There are no alarms or troubles in the system, so I know that the outputs are not operating for a legitimate cause. I have removed them from all locations where they are specified to activate in the programming and disabled the output group, yet they continue to activate.
I am able to manually deactivate the outputs from the system menu, so I know this is not a hardware issue, but they immediately reactivate once the menu is closed.
Any ideas on this issue?
I’m not a DMP guy but it sounds like even though you were able to retrieve the program, it may have been corrupted.
I figured that the output configurations may have been bad, even though looking through the programmer settings they seemed correct, so I completely initialized (cleared) all of the current output settings from the panel and re-programmed them. This still did nothing to solve the issue.
I have not the slightest clue about DMP, but I may have some helpful general advice. Have you tried a power-cycle? What about performing actions that would trigger the outputs to activate and disarming/resetting those actions? As a person with some experience in computer programming, the configuration may save variables that aren’t able to be changed by the user, but are saved and read anyway. Like it was previously suggested, the configuration may be corrupted. Where the corruption may be, we don’t know, but I wouldn’t doubt that the configuration data has multiple variables for outputs. For example, let’s say there’s a “default state” variable that is set when the configuration is entered, depending on the output programming. Well, let’s say that before the problem started, they were all set to “open”. If these variables were corrupted and are now set to “closed”, then the configuration would still appear correct to the user (and technically it would be), but because these default states were set when the configuration was originally set, they aren’t touched unless the configuration changes. When you set the output configuration, did you default it, exit out, then set it back again? I’m not sure that it may do anything if you didn’t exit out. If all else fails, factory reset.

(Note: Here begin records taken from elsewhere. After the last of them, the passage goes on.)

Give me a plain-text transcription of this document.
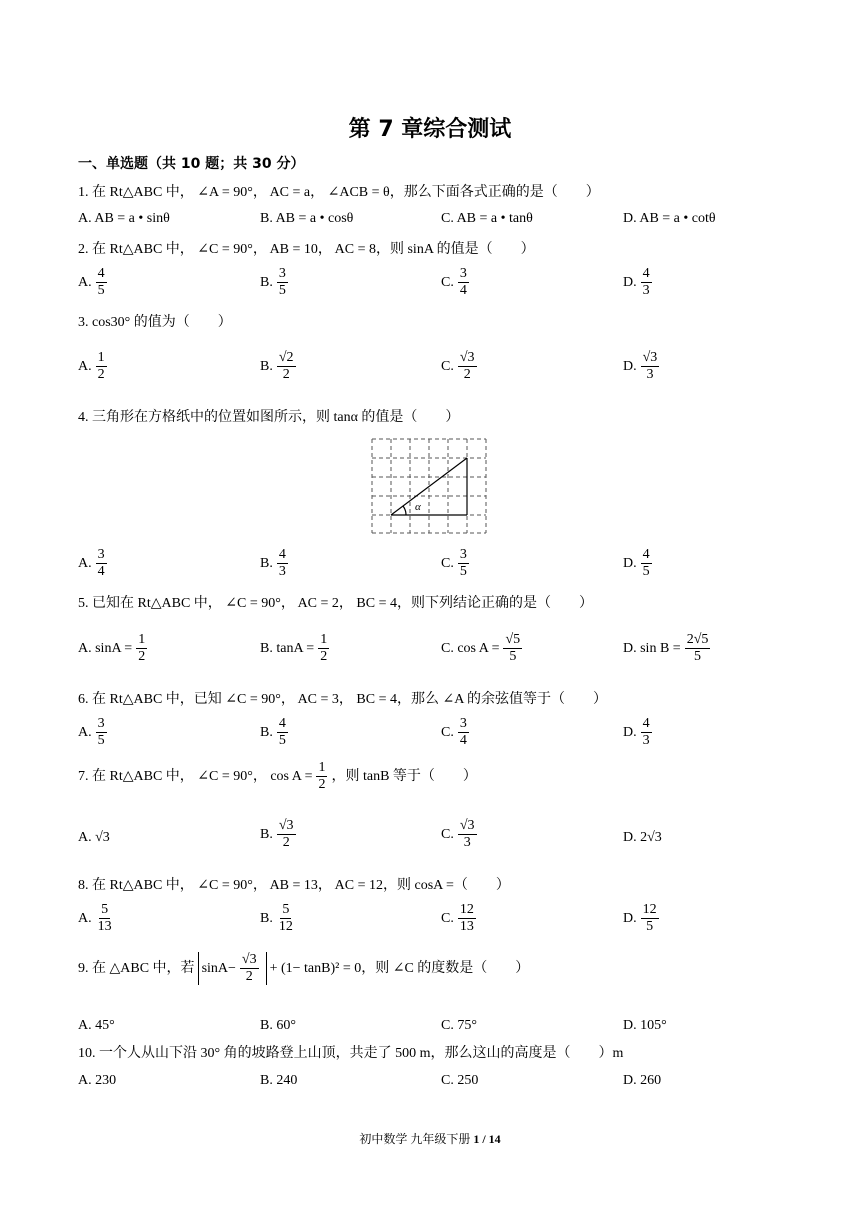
第 7 章综合测试
一、单选题（共 10 题；共 30 分）
1. 在 Rt△ABC 中， ∠A = 90°， AC = a， ∠ACB = θ，那么下面各式正确的是（　　）
A. AB = a • sinθ	B. AB = a • cosθ	C. AB = a • tanθ	D. AB = a • cotθ
2. 在 Rt△ABC 中， ∠C = 90°， AB = 10， AC = 8，则 sinA 的值是（　　）
A. $\frac{4}{5}$	B. $\frac{3}{5}$	C. $\frac{3}{4}$	D. $\frac{4}{3}$
3. cos30° 的值为（　　）
A. $\frac{1}{2}$	B. $\frac{√2}{2}$	C. $\frac{√3}{2}$	D. $\frac{√3}{3}$
4. 三角形在方格纸中的位置如图所示，则 tanα 的值是（　　）
α
A. $\frac{3}{4}$	B. $\frac{4}{3}$	C. $\frac{3}{5}$	D. $\frac{4}{5}$
5. 已知在 Rt△ABC 中， ∠C = 90°， AC = 2， BC = 4，则下列结论正确的是（　　）
A. $\sin A = \frac{1}{2}$	B. $\tan A = \frac{1}{2}$	C. $\cos A = \frac{√5}{5}$	D. $\sin B = \frac{2√5}{5}$
6. 在 Rt△ABC 中，已知 ∠C = 90°， AC = 3， BC = 4，那么 ∠A 的余弦值等于（　　）
A. $\frac{3}{5}$	B. $\frac{4}{5}$	C. $\frac{3}{4}$	D. $\frac{4}{3}$
7. 在 Rt△ABC 中， ∠C = 90°， $\cos A = \frac{1}{2}$ ，则 tanB 等于（　　）
A. √3	B. $\frac{√3}{2}$	C. $\frac{√3}{3}$	D. 2√3
8. 在 Rt△ABC 中， ∠C = 90°， AB = 13， AC = 12，则 cosA =（　　）
A. $\frac{5}{13}$	B. $\frac{5}{12}$	C. $\frac{12}{13}$	D. $\frac{12}{5}$
9. 在 △ABC 中，若 $\sin A- \frac{√3}{2} + (1- \tan B)^2 = 0$，则 ∠C 的度数是（　　）
A. 45°	B. 60°	C. 75°	D. 105°
10. 一个人从山下沿 30° 角的坡路登上山顶，共走了 500 m，那么这山的高度是（　　）m
A. 230	B. 240	C. 250	D. 260
初中数学 九年级下册 1 / 14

I power cycled the system several times while working towards restoring it, in addition to several manual CPU resets from the onboard jumper.
Initializing the output settings should have wiped all of the configuration and variables associated with the outputs. I am able to manually cycle the output conditions, and was hopeful that may “knock” some things into place, but to no avail.
At the component level, it looks like the active device data and zone/output states are stored in a dynamic RAM chip-set, while the programming information itself is in a non-volatile Flash or EEPROM chip, so it was not entirely lost. Running the programmer and re-saving the program was enough to return the system to normal operations with the new battery. When I initialized the output group, it was essentially defaulted and then reentered within the programming session.
I was able to find a solution for this after all.
It appears that the 3V CMOS battery actually provides pull-up power to these outputs to hold the tri-state buffer in the high impedance state. I was finally able to get a new CR2325 battery for the unit, and all of the outputs returned to normal operation with the new battery in place.